RoMathExam: A Longitudinal Dataset of Romanian Math Exams (1895-2025) with a Seven-Decade Core (1957-2025)
arXiv:2604.16392v1 Announce Type: cross
Abstract: AI in Education research increasingly relies on authentic, curriculum-grounded assessment data, yet large, well-structured exam corpora remain scarce for many languages and educational systems. We introduce RoMathExam, a longitudinal dataset of Romanian high-school mathematics exams spanning 1895-2025, with a robust standardized core for 1957-2025. The dataset contains 10,592 mathematics problems organized into 600+ complete exam sets across multiple tracks (M1-M4), covering both official national examination sessions and ministry-published training variants. Beyond high-fidelity digitization and a unified JSON schema with traceable provenance, RoMathExam is enriched with curriculum-aligned topic tags and dense text embeddings, enabling variant detection, deduplication, and similarity-based retrieval.
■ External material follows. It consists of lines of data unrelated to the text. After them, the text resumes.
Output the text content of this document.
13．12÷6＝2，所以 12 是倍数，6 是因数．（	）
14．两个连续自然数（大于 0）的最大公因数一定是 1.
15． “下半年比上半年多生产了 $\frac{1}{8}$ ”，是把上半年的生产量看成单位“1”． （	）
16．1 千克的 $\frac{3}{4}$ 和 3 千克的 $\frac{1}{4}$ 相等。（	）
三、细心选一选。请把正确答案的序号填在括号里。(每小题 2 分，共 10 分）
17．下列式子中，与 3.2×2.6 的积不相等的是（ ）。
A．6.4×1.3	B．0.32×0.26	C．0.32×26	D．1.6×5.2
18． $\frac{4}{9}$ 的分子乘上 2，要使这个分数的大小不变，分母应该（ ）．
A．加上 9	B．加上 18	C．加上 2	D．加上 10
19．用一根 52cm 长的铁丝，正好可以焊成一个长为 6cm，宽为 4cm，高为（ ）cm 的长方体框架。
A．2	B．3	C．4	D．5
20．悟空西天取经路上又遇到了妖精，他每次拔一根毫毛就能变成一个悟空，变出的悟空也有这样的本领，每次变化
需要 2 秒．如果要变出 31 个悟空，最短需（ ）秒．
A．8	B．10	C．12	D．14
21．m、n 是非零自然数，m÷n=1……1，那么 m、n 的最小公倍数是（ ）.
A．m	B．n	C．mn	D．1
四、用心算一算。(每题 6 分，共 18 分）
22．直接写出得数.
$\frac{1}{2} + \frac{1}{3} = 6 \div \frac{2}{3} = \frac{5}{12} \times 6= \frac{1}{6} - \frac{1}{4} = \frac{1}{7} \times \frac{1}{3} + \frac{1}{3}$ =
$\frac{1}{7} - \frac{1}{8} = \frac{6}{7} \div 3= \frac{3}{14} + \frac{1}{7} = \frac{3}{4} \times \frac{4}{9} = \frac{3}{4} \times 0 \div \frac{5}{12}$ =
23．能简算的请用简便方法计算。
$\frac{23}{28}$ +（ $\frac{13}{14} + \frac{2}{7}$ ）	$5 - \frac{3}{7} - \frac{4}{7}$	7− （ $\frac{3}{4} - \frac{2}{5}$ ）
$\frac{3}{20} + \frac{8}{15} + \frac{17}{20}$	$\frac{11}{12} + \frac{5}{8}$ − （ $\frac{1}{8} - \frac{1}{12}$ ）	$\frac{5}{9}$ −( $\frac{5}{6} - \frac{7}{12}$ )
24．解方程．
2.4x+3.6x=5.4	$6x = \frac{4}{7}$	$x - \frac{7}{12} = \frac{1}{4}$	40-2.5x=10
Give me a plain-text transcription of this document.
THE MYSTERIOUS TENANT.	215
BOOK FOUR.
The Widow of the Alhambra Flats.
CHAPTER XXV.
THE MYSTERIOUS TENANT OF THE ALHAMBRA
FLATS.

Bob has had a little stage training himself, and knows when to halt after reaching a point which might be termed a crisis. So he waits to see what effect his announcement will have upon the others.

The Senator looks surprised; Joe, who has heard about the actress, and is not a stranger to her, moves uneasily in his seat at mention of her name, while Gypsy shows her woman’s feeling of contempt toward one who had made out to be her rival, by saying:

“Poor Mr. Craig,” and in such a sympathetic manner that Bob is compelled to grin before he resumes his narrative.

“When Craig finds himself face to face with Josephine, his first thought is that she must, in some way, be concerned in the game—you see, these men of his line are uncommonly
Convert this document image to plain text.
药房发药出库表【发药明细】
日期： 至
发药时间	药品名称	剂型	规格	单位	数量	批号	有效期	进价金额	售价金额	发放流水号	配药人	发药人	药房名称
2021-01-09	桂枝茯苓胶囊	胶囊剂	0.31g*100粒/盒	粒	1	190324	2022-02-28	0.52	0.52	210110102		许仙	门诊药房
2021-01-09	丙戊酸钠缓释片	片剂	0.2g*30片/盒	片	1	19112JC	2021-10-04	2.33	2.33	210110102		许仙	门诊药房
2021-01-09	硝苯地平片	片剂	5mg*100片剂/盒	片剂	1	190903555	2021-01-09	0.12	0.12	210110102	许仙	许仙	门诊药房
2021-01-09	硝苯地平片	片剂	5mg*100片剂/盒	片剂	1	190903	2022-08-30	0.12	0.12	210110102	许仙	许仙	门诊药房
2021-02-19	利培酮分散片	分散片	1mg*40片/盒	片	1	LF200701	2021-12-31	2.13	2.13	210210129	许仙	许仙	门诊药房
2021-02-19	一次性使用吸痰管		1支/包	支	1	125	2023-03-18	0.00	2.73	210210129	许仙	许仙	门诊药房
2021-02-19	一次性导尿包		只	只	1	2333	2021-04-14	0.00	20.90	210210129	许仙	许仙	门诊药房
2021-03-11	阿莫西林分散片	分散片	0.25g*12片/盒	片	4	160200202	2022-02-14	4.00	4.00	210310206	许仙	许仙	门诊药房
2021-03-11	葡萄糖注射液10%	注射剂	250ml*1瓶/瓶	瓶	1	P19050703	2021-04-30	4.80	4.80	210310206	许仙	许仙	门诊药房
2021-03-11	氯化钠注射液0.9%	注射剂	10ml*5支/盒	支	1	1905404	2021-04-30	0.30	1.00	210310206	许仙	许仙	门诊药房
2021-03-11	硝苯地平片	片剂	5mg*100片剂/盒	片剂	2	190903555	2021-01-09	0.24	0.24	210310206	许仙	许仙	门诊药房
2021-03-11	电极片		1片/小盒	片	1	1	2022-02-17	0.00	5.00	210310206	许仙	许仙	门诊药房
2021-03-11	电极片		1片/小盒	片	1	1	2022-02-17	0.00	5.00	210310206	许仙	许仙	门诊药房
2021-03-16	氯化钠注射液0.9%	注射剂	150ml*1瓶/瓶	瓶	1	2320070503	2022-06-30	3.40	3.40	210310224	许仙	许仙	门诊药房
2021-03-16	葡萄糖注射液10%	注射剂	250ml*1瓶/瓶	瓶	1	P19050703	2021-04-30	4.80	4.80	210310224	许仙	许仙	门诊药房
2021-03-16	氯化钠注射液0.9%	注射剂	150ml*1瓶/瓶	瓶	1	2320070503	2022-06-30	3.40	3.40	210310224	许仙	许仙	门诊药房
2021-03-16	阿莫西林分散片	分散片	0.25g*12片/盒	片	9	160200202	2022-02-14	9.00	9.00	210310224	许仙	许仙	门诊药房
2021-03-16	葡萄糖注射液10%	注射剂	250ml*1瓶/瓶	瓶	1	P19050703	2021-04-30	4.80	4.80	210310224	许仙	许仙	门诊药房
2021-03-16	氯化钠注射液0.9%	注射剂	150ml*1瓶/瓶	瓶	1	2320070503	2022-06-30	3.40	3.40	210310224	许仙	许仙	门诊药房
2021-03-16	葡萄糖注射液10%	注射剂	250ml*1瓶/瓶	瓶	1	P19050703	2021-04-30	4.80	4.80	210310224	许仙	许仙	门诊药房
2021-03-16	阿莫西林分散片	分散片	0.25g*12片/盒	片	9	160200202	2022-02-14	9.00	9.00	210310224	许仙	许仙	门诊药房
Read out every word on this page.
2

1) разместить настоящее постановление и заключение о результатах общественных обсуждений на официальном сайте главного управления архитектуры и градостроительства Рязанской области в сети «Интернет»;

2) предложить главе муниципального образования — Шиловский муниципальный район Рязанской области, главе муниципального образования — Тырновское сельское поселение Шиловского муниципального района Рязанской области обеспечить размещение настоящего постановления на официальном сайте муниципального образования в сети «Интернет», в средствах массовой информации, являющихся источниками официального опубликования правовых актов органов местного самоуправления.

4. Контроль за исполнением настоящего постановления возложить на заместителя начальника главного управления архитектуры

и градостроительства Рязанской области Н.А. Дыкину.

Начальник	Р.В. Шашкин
To overcome the lack of historical psychometric data, we propose and validate a solution complexity metric as a scalable intrinsic proxy for difficulty. Our evaluation across three frontier reasoning models (GPT-5-mini, DeepSeek-R1, and Qwen3-235B-Thinking) reveals high cross-model synchronization (r > 0.72), confirming the metric's ability to isolate intrinsic mathematical depth from stochastic generation noise. We demonstrate the dataset's utility through a longitudinal analysis that quantifies a "regime shift" from volatile historical formats to a standardized, algebra-dominant modern curriculum. RoMathExam provides a foundation for reproducible research in difficulty modeling, curriculum analytics, and LLM evaluation in low-resource linguistic contexts.